Ex-Bungie Developers Reveal Morning Star Unreal-powered iOS sci-fi shooter.

Back in February Bungie co-founder and Halo creator Alex Seropian announced that he had formed Industrial Toys, a new studio with Dreamworks R&D manager Brent Pease. The goal? To create "mobile games for core gamers." Then the company went dark. Today, nearly 10 months later, Industrial Toys has finally lifted the lid on Morning Star, its first project.

A first look at Morning Star's 'Dust' antagonists.

Industrial Toys is nothing if not ambitious. Today's announcement describes the game as "a complete re-imagining of the science fiction shooter." Studio President Tim Harris told IGN that the development team built the game around three major pillars: multiplayer & community, controls designed specifically for touch-powered mobile devices and enemy AI & encounter design.
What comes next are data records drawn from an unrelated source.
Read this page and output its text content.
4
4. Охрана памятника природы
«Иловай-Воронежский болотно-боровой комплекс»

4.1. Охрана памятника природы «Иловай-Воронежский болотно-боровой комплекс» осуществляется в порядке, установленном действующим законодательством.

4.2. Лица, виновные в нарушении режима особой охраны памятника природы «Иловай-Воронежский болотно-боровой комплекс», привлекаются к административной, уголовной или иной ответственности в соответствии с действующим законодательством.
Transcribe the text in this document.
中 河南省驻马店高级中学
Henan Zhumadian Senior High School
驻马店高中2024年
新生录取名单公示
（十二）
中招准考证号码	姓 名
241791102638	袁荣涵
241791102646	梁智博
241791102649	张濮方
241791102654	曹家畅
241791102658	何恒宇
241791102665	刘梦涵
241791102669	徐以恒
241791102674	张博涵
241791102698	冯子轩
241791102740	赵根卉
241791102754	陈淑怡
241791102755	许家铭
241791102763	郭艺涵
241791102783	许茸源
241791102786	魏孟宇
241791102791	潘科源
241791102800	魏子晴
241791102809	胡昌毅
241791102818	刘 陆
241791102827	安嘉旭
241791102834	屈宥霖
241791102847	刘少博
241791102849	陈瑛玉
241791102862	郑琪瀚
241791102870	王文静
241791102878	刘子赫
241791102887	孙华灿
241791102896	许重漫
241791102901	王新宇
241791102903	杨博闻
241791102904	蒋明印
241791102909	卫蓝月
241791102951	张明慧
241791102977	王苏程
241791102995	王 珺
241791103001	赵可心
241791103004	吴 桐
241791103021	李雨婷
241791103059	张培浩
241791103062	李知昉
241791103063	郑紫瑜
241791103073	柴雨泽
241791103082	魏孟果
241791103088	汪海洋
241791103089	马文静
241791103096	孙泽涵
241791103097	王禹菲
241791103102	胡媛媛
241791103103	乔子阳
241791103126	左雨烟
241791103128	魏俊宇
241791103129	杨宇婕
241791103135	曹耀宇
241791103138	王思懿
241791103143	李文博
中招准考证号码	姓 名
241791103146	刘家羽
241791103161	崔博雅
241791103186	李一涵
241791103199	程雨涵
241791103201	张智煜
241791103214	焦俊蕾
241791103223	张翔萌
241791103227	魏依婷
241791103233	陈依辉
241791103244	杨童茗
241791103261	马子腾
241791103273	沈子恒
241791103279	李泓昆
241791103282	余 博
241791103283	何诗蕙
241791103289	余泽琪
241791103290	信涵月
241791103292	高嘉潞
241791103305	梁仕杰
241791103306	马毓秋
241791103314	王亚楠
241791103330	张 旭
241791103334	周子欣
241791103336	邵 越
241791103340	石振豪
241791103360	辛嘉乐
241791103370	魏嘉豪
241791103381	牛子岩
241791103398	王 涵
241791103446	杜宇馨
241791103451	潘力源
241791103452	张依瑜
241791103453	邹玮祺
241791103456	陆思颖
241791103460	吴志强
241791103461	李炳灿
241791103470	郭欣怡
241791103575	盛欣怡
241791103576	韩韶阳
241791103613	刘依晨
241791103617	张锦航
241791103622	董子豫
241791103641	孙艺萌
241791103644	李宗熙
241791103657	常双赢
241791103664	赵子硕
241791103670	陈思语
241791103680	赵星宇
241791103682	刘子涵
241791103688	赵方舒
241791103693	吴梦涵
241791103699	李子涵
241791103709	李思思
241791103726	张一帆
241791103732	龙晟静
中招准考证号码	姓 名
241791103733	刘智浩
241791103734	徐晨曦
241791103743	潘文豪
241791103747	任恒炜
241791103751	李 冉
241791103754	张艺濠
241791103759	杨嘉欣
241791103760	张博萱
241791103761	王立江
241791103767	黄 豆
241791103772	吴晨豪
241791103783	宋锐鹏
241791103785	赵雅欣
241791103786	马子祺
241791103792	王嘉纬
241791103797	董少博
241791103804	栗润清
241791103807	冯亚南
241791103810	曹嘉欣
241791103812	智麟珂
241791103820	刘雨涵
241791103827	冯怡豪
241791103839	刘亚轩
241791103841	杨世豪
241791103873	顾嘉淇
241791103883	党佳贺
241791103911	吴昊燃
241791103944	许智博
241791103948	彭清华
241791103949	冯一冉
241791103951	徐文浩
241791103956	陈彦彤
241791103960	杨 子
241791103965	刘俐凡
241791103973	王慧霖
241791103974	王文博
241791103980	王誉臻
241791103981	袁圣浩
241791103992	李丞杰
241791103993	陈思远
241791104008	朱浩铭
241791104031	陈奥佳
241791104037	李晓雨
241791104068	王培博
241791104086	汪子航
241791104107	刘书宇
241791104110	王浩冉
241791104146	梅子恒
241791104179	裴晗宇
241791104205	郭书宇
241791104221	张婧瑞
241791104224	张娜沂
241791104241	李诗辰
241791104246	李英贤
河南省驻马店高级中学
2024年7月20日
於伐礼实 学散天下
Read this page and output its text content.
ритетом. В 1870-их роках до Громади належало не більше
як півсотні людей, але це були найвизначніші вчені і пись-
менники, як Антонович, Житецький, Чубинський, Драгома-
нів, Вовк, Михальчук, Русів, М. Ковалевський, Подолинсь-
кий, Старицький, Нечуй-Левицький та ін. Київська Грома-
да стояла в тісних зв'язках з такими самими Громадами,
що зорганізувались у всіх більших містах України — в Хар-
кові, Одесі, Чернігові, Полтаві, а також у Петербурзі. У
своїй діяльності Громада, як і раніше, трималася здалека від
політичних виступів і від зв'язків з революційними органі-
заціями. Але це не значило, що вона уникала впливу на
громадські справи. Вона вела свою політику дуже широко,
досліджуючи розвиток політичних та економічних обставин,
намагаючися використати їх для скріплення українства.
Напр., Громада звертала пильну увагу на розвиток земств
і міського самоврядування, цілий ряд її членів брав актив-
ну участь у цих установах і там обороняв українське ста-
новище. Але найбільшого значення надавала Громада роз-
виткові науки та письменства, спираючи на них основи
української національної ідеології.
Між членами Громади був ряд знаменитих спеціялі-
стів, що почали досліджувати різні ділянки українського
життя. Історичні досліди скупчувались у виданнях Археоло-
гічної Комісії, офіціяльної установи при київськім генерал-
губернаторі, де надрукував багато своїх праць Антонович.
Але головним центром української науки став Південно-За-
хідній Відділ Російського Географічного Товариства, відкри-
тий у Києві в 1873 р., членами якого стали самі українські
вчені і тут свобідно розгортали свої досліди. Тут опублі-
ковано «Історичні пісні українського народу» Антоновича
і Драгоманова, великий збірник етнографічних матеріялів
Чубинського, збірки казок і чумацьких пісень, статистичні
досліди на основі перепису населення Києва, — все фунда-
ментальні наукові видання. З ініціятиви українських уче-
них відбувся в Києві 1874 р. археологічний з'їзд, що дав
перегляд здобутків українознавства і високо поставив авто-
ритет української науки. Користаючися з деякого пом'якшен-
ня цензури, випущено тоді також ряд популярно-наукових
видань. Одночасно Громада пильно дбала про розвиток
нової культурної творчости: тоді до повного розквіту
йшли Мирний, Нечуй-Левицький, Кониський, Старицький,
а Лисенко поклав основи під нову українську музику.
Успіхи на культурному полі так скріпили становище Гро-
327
Concept art showing Charlie Campbell, Morning Star's hero.

Industrial Toys has brought on award-winning Sci-Fi author John Scalzi (perhaps best known for Old Man's War) as a story consultant, responsible for the world building behind the Morning Star universe. Marvel/DC comic book artist Mike Choi has been tapped as Lead Concept Artist for the title, responsible for the overall artistic direction of the game.

Morning Star takes place in 2130. The crew of the research vessel Joplin is sent to investigate a mysterious signal coming from within Earth's own solar system. Disaster strikes (as it is wont to do), transporting the Joplin's crew across the galaxy and into an alien conflict.

“With Morning Star, we’re looking to change expectations for what kind of experience core gamers get from their mobile devices,” Industrial Toys CEO Alex Seropian said in a statement. “We’re breaking new ground on everything from the visuals to the story to the ongoing support we’ll provide in the way of content, events and player involvement. It’s gonna be nuts.”

Right now actual details on how Morning Star plays remain under wraps. But Harris told IGN that a tremendous amount of R&D and experimentation went into designing touch controls that feel right. "Once we nailed that, it cascaded a sh*t-load of design choices. Everything from enemy behavior to level and encounter design." Additional Morning Star details, including the game's business model, competitive multiplayer are also yet to be revealed.

For now gamers will have to content themselves with the first few screenshots and pieces of content art for the Unreal-powered shooter in IGN's Morning Star image gallery.

IGN will have more on Industrial Toys' debut project in the weeks to come, leading up to the game's 2013 release on iPhone and iPad.